Foto di Denis Collette

Le Olimpiadi 2020 non si faranno a Roma. Lo ha deciso il governo, che ha rifiutato di firmare i documenti per la candidatura della Capitale ai prossimi Giochi. «Non ci sentiamo di prendere un impegno finanziario che potrebbe gravare in misura imprevedibile negli anni a venire», ha dichiarato Mario Monti. Per la cronaca, restano in corsa Baku, Doha, Istanbul, Madrid e Tokyo. A voi la scelta di quale tifare.

Meglio però tenere gli occhi puntati sull’Italia, e ragionare sul perché, in fondo, ce lo siamo meritati. Una bella mail arrivata ieri alla redazione di “Tutta la città ne parla”, su Radio3, sintetizza con efficacia la questione: «Saggia decisione di Monti. Lanciamo da subito le Olimpiadi della manutenzione, lo sa il cielo se Roma ne ha bisogno e in termini di ritorni economici credo che non sarebbero minori di quelli promessi dall’evento sportivo. Intanto risparmiamo sul logo, poi, nel 2020 potremo candidarci con ben altro titolo».

Su quest’ultima parte ci dirà il tempo se la previsione è corretta. Sui lavori di manutenzione possiamo invece dare ragione da subito all’ascoltatore. Sembra infatti che in Italia, per mettere mano ai servizi di una grande città e della cintura che le sta intorno, ci sia sempre bisogno di un grande evento. Salvo poi trovarsi sul groppone progetti tutt’altro che funzionali alla metropoli nella sua quotidianità post-evento.
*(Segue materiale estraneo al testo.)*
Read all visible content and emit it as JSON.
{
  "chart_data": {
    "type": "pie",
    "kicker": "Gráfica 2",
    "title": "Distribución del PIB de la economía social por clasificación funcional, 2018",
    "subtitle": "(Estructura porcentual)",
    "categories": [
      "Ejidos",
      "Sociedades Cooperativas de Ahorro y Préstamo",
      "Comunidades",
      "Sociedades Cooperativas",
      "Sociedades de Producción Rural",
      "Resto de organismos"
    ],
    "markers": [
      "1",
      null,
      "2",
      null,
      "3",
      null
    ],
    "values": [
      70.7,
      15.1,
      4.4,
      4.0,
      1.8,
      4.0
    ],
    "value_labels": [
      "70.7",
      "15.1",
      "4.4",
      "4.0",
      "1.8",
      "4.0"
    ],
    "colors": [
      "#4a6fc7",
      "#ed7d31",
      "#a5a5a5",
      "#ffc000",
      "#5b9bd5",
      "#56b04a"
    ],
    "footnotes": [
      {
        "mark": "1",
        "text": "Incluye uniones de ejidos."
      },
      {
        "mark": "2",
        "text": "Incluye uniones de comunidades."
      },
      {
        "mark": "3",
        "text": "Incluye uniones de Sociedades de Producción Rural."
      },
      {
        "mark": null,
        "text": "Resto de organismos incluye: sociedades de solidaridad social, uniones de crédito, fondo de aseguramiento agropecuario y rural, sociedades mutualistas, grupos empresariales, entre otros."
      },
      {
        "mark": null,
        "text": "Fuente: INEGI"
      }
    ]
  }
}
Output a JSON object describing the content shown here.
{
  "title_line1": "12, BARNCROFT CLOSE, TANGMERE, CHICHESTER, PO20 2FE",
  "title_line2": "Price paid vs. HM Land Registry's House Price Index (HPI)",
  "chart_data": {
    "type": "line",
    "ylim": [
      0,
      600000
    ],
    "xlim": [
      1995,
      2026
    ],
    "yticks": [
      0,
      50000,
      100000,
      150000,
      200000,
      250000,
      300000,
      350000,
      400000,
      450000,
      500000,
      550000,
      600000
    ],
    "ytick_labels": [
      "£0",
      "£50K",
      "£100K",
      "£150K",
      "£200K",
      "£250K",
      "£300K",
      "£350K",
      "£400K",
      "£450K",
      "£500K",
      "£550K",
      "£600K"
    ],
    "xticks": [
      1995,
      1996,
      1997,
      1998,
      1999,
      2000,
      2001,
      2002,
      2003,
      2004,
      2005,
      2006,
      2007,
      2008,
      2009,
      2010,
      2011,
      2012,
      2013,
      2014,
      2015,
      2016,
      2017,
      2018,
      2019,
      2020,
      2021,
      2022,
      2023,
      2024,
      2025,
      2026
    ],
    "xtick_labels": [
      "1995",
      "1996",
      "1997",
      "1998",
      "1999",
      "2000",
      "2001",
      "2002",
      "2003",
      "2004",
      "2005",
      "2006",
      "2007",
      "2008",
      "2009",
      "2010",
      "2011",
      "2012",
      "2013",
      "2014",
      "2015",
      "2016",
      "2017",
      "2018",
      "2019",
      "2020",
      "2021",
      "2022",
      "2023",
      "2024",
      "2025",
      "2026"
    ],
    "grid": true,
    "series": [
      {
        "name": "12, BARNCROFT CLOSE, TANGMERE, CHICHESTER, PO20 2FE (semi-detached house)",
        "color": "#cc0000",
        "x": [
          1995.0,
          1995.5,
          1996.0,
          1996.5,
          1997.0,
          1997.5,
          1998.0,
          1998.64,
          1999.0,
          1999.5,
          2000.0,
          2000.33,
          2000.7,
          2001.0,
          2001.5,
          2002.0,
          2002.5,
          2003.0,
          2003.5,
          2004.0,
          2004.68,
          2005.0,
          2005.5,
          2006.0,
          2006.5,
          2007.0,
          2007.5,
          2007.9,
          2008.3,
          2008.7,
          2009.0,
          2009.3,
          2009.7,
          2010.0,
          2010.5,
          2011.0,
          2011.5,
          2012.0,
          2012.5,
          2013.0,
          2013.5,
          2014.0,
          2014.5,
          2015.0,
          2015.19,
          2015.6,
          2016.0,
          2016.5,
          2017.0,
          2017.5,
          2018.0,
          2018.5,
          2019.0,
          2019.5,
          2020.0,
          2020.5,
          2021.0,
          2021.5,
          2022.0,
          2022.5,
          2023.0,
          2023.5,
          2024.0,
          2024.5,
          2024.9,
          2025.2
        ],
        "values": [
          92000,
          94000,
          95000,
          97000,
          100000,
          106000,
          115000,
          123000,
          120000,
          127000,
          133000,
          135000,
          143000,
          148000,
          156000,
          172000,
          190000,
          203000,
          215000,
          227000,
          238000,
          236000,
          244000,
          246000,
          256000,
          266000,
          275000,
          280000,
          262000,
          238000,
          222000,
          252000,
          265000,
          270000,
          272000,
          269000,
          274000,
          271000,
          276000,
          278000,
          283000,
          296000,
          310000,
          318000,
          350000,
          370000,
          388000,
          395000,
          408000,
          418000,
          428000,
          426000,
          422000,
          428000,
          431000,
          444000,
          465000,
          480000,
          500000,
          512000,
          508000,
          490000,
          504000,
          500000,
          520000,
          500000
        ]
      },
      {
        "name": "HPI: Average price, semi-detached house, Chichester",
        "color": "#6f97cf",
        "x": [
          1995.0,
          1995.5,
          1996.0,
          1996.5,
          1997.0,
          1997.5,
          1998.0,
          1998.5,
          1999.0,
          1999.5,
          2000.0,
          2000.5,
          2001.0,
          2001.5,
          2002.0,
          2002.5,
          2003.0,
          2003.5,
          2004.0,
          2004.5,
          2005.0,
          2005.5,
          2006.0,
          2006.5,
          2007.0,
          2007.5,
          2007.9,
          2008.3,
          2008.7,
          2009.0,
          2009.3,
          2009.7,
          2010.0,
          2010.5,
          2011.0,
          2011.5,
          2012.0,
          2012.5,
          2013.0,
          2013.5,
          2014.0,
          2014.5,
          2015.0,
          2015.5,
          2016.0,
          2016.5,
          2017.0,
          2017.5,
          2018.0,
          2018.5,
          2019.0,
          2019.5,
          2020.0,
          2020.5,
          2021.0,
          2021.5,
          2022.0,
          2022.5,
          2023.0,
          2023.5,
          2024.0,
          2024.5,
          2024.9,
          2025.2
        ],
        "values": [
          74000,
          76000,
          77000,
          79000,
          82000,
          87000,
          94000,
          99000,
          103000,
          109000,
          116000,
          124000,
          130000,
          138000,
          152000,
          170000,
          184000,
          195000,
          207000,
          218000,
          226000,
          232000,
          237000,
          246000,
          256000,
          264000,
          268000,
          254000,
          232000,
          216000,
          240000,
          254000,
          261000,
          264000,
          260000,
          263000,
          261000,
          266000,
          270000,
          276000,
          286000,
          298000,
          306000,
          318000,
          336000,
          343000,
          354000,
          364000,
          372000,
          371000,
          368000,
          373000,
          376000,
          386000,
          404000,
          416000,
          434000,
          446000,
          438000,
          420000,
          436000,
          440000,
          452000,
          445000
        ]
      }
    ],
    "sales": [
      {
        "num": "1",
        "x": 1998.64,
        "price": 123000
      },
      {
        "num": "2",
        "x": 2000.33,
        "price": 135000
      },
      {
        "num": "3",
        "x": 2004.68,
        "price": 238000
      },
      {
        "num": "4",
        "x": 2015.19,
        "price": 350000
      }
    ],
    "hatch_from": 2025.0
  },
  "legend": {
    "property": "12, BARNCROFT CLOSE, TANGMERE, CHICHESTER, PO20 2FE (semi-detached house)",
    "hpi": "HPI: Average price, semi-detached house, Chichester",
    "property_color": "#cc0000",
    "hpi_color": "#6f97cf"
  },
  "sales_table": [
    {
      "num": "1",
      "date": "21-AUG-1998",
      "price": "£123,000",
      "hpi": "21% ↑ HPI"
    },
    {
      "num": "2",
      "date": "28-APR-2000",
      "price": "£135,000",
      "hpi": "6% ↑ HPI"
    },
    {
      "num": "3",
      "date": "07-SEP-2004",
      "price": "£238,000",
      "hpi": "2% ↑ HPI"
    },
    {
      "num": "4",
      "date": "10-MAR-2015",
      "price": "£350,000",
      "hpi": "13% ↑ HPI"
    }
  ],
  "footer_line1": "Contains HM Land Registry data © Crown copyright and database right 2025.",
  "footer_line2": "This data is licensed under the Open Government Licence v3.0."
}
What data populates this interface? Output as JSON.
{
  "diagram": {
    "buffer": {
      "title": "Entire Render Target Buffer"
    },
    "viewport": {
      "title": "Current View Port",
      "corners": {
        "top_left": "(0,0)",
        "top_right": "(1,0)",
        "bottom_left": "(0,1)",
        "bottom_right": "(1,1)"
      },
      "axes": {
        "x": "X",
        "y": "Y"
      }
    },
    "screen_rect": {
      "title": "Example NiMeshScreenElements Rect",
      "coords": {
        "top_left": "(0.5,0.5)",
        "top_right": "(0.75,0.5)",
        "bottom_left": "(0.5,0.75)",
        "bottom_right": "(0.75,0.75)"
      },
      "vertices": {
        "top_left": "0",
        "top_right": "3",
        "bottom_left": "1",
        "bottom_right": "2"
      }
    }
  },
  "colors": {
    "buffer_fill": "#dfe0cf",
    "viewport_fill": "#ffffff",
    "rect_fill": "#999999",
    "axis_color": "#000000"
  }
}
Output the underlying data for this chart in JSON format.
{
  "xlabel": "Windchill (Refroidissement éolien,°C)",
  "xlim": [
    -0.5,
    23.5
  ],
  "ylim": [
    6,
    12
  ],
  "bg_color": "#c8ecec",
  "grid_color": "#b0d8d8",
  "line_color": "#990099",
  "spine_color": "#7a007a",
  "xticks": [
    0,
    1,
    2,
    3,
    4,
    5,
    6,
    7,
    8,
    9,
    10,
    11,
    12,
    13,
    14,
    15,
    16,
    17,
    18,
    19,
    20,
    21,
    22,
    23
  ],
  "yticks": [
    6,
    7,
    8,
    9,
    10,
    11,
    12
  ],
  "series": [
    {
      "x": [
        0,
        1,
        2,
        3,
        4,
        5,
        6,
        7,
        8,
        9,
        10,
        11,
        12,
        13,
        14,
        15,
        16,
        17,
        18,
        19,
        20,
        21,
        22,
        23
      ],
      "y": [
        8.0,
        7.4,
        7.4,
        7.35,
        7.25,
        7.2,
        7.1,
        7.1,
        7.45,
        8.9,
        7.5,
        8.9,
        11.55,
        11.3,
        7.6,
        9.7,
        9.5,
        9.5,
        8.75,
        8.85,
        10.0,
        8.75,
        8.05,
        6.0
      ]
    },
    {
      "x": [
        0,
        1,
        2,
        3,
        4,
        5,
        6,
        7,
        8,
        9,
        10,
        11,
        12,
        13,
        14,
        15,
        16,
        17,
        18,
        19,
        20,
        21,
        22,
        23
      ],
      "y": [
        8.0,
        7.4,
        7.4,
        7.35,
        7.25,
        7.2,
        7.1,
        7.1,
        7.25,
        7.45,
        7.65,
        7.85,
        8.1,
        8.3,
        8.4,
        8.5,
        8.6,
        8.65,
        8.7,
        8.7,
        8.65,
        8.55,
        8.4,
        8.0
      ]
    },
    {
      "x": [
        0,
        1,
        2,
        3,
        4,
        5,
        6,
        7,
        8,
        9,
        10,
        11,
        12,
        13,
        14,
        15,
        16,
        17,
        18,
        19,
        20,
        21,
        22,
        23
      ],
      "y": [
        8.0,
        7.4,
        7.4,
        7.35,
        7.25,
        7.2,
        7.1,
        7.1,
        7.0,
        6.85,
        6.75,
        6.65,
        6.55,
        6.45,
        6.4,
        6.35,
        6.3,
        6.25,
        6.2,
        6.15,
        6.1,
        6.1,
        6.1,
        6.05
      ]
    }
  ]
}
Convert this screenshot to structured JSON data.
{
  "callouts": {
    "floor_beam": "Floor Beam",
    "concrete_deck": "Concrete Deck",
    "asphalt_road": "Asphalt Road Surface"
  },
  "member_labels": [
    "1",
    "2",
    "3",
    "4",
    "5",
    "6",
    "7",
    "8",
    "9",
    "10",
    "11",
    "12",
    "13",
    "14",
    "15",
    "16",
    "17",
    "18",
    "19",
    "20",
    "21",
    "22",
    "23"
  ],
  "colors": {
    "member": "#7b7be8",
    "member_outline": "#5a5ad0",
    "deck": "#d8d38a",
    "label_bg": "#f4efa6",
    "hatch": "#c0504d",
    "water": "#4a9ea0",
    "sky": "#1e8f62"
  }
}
Ancora oggi paghiamo il conto dei Mondiali del ’90, mentre sono in corso le inchieste per i mondiali di nuoto di Roma del 2009; per non parlare del quartiere Eur, realizzato sempre nella Capitale per le Olimpiadi del 1960, che ancora oggi fatica a trovare una sua identità all’interno del tessuto urbano.

Ricordiamoci poi che i preventivi di spesa tendono spesso a lievitare (succede dappertutto, ma in Italia in maniera più accentuata), e che domani ci saremmo potuti trovare a dover sborsare cifre anche raddoppiate rispetto a quelle non firmate da Monti. Insomma, l’austerity non è la soluzione a ogni problema, ma di certo in questo caso le ragioni del cuore avrebbero fatto più danni che altro.

Dopo le constatazioni, lanciamo una proposta. Perché non comportarsi come se la candidatura fosse avvenuta? Se è vera la logica per cui il grande evento porta investimenti, privati e pubblici, per lo sviluppo della città, perché non porsi già ora nell’ottica di una futura candidatura, cercando di risolvere i numerosi problemi della città e mettendo le basi per il suo lancio tra le partecipanti al bando?

Il discorso si può poi allargare, oltre Roma e oltre le Olimpiadi. Se ogni comune ragionasse con logiche d’eccellenza avremmo città più efficienti, più vivibili, più belle. Oltre ai big events si parla spesso delle grandi opere come altro motore dello sviluppo. Perché creano posti di lavoro, spostano capitali verso la produzione, fanno muovere l’economia. Ma poi talvolta non portano un servizio realmente utile alla collettività, che dovrà invece scontarne i costi. E allora iniziamo a togliere questo aggettivo, “grande”, dagli slogan e dalle nostre menti. Preoccupiamoci di gestire in maniera responsabile i piccoli eventi, le piccole opere.

Non è dalle dimensioni fisiche che si misura l’importanza di un intervento, ma dalla sua ricaduta sociale in rapporto ai costi sostenuti. Non vogliamo passare per disfattisti,se le cose sono andate storte una volta non è detto che debbano andare male sempre. Ma guardiamoci allo specchio, e cerchiamo di partire da ciò che vediamo. Nessuno si presenterebbe a un colloquio di lavoro o a un appuntamento con i capelli scarmigliati, una macchia sul vestito e la barba sfatta. Quando ci sentiremo davvero un Paese presentabile, allora saremo pronti per qualsiasi piccolo o grande evento.